What are the benefits and concerns surrounding the further deployment of biometric identification techniques into our lives? Do they promise new levels of physical security and secure commerce–or do they threaten fundamental values of privacy and liberty? What are the distinctions between governmental, commercial, and private use of biometric technologies?

Biometrics range from completely involuntary to potentially involuntary to completely voluntary–in decreasing order of risk. The most pressing threat to liberty is an all-inclusive data-base mandated by government–a national identification card with biometric identifiers. Such an ID will increase unwelcome surveillance, will blur the distinction between public and private databases, and will undercut a presumptive right to maintain anonymity. The ID would devolve into a general law enforcement tool having nothing to do with response to terrorism.

A less sweeping biometric database would contain criminals and suspects but not the general population. Individuals would be observed, but presumably only to see if they matched a face already in the database.

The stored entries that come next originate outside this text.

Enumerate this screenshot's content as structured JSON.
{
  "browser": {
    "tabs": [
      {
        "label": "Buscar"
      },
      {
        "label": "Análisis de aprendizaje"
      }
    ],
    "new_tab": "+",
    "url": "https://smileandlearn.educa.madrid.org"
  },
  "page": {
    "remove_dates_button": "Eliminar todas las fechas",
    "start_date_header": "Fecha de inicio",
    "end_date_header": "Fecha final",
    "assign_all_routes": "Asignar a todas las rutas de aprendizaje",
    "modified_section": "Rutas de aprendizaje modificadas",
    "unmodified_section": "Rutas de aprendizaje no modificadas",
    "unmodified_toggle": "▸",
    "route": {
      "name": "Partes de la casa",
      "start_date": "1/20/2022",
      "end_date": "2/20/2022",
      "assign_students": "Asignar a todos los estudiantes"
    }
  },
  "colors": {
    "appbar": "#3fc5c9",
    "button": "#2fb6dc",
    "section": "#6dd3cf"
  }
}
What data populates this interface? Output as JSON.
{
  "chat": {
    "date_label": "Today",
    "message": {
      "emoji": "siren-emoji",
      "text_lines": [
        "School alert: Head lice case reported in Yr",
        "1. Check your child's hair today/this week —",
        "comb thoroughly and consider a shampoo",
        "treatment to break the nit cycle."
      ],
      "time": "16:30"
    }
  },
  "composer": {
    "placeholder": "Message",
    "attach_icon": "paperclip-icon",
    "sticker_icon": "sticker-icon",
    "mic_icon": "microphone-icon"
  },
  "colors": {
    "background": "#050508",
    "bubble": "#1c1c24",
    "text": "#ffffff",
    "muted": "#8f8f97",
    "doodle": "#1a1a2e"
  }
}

Allegedly, the collection of information pertaining to criminals will have already taken place by way of proper legal procedures. Nevertheless, many observers doubt that governments can be trusted to discard incidental data collected on innocents. Because the deliberate identification and tracking of individuals using biometrics can constitute an unreasonable search, stringent Fourth Amendment safeguards are critical.

The challenge of the biometric future is to prevent mandatory national IDs, ensure Fourth Amendment protections with respect to public surveillance, and avoid the blurring of public and private databases. Private industry must generate its own information, for purposes limited by consumer choice and consumer rejection. Privacy, security, liberty, and even authentication technology itself will be all the better for it.